C’est la logique de la solution logicielle tout-en-un Plus que pro Solution : facturation, encaissement et recouvrement amiable réunis dans le même outil, avec une tarification au succès qui ne facture rien sans récupération. Surtout, ce recouvrement intégré fonctionne aussi sur des créances envers des particuliers, là précisément où l’affacturage s’arrête. Le dirigeant garde la main : il choisit la facture à confier, puis le suivi s’enchaîne seul.
Au fond, l’affacturage n’est ni un remède universel ni un mauvais outil : c’est un mode de financement pertinent pour une entreprise au poste clients solide et professionnel, moins pour une TPE de proximité. Pour cette dernière, prévenir, relancer et recouvrer au bon moment, avec un outil comme Plus que pro Solution, sécurise les paiements de façon plus simple, plus large et mieux calibrée à sa réalité.
FAQ
L’affacturage supprime-t-il vraiment le risque d’impayé ?
Pas automatiquement. La protection dépend du contrat : en affacturage avec recours, si le client ne paie pas, le factor peut se retourner vers vous.

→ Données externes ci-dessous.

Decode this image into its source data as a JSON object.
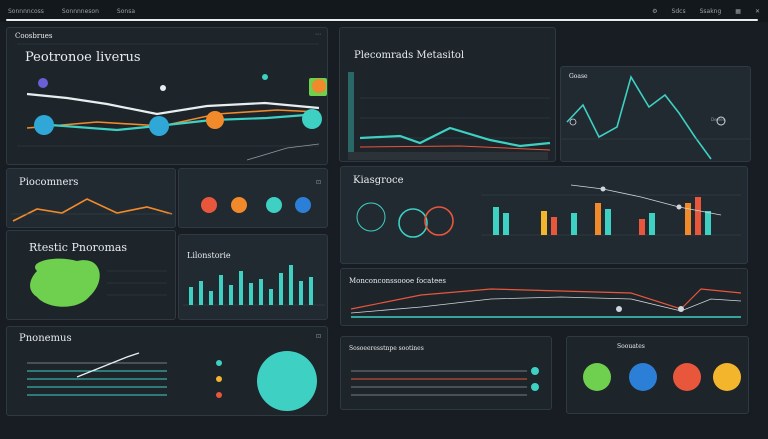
{
  "topbar": {
    "tabs": [
      "Sonnnncoss",
      "Sonnnneson",
      "Sonsa"
    ],
    "right_items": [
      "Sdcs",
      "Ssakng"
    ]
  },
  "panels": {
    "p1": {
      "header": "Coosbrues",
      "title": "Peotronoe liverus"
    },
    "p2": {
      "title": "Plecomrads Metasitol"
    },
    "p3": {
      "title": "Goase",
      "annotation": "Deeles"
    },
    "p4": {
      "title": "Piocomners"
    },
    "p5": {
      "title": "Kiasgroce"
    },
    "p6": {
      "title": "Rtestic Pnoromas"
    },
    "p7": {
      "title": "Lilonstorie"
    },
    "p8": {
      "title": "Monconconssoooe focatees"
    },
    "p9": {
      "title": "Pnonemus"
    },
    "p10": {
      "title": "Sosoeeresstnpe sootines"
    },
    "p11": {
      "title": "Soouates"
    }
  },
  "colors": {
    "teal": "#3ed0c3",
    "orange": "#f08a2a",
    "red": "#e8573c",
    "green": "#6fcf4e",
    "blue": "#2b7fd6",
    "yellow": "#f2b52c"
  }
}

Seul un contrat incluant une garantie, dite sans recours, transfère réellement le risque d’insolvabilité.
Affacturage et assurance-crédit, est-ce la même chose ?
Non. L’assurance-crédit couvre le risque qu’un client ne paie pas, mais n’avance aucune trésorerie. L’affacturage, lui, finance vos factures et peut inclure cette garantie en option. On peut souscrire l’une sans l’autre.
Mes clients savent-ils que je passe par un factor ?
Cela dépend de la formule. En affacturage notifié, le client est informé et règle directement le factor. En affacturage confidentiel, il l’ignore et continue de vous payer. Le choix a un effet sur la relation commerciale, à peser selon votre clientèle.
Faut-il céder toutes ses factures ou peut-on choisir ?
Cela dépend de la formule. Le factoring classique repose souvent sur la cession de l’ensemble du poste clients, mais des formules sélectives ou ponctuelles permettent de ne financer que certaines factures, par exemple un client à risque ou une commande importante. Cette souplesse limite le coût, en réservant l’affacturage aux créances qui le justifient.